Ahora bien, la novela empieza a hacer aguas allí donde la deuda respecto del autor de Luces de Bohemia termina. La segunda parte («Los amantes») constituye, a su vez, un guante tendido por un lado a Azorín y, por otro, a García Lorca. Como era preceptivo, de acuerdo al trasfondo folclórico que soporta la trama, la inocente Carola, al tiempo que triunfa la República, consuma el engaño amoroso con cuerpos más vivaces que el de su desastrado marido. Sin embargo, la orientación esperpéntica que presidía la primera parte es sustituida por un estilo de corte impresionista –de ahí la relación con Azorín– con el cual la narración pierde toda su agilidad para convertirse, sin más, en una sucesión de pequeños cuadros de preciosismo un tanto sentimental y lastimero. A ello se añaden una serie de guiños cómplices al lector, eso sí, en exceso manidos y predecibles, como tributo a García Lorca: el crimen pasional a las cinco de la tarde, la niña enamorada que se asoma a la ventana, el pájaro azul, cobijo de las penas de Carola, etc.

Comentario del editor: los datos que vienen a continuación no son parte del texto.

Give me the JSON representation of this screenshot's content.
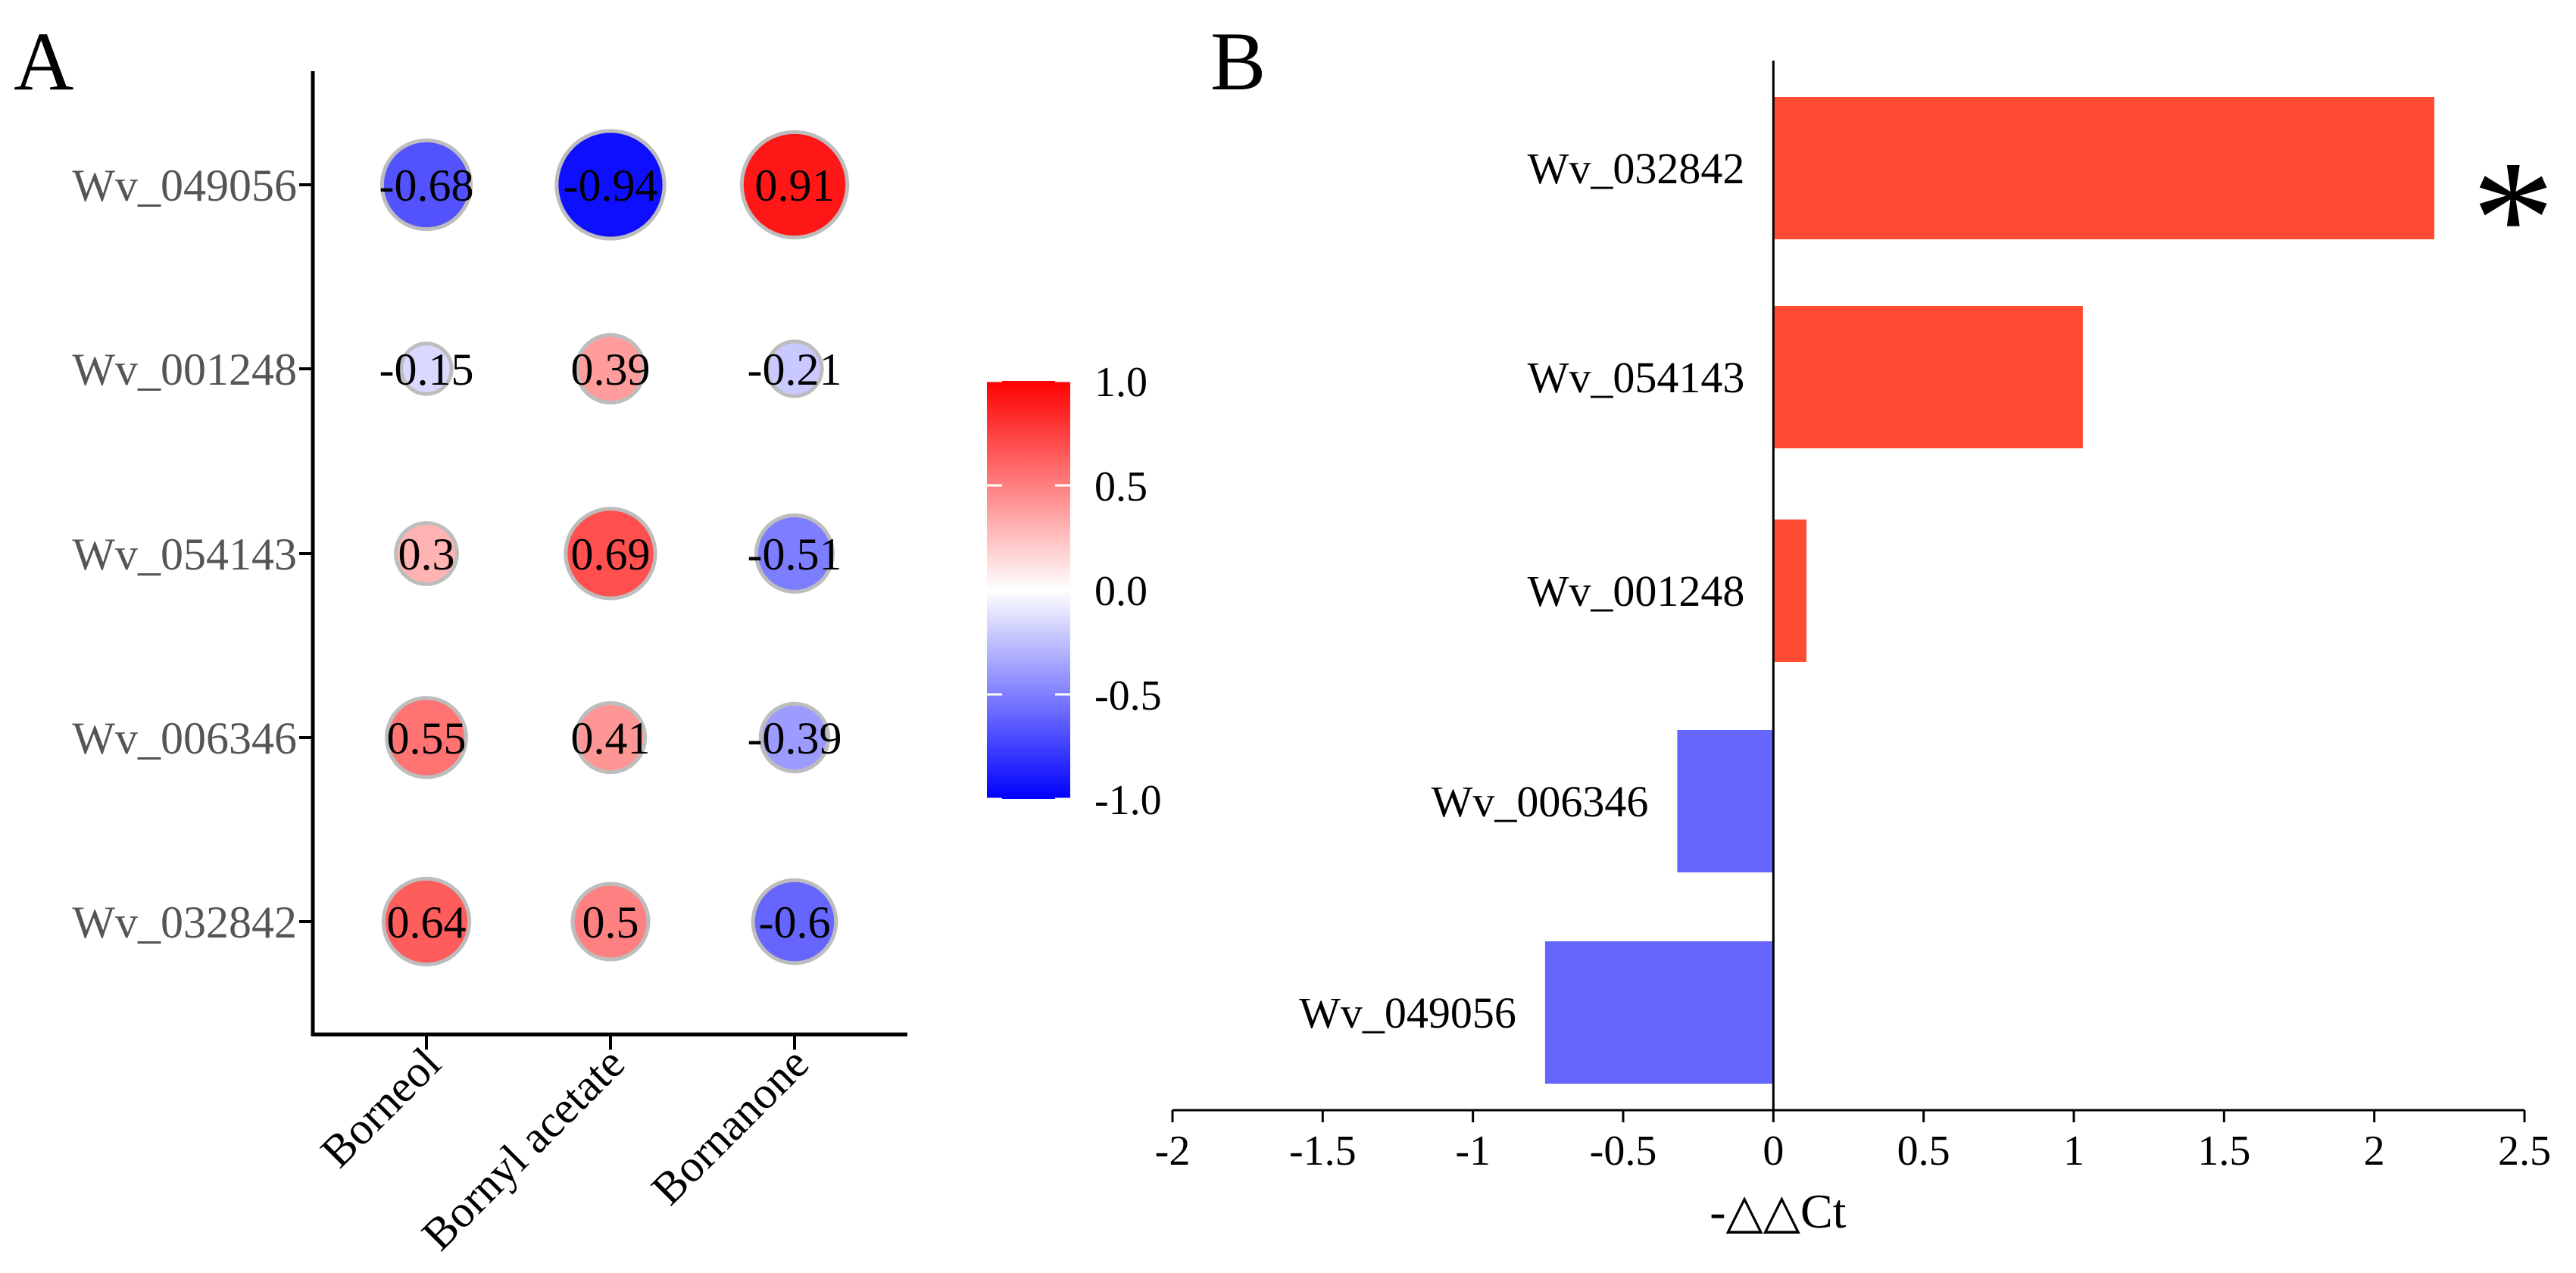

Por otro lado, la lente deformante con que eran vistos los personajes en primer término es abandonada en virtud de una perspectiva maniquea a la hora de narrar los acontecimientos próximos a la guerra civil. Es decir, no se trata ya de servirse de los personajes como meros instrumentos cómicos sino, más bien, de convertirlos en estandartes de un fácil mensaje ideológico, según el cual todos los defensores del bando nacional son pérfidos y malvados, mientras que los partidarios de la República encierran un conjunto indisoluble de excelsos valores. La pasión de Carola resulta, a fin de cuentas, una fallida propuesta. Ahora bien, dejando aparte los andamios demasiados perceptibles de la narración, se ha de destacar, en primer lugar, el estilo, a ratos exquisito –aunque improcedente en una novela iniciada en clave histriónica– de un narrador que transitó durante muchos años los arduos caminos de la poesía; en segundo término, el juego de perspectivas, perfectamente jerarquizado, que se esconde tras la, en apariencia, narración omnisciente. En fin, pinceladas en un cuadro inconcluso.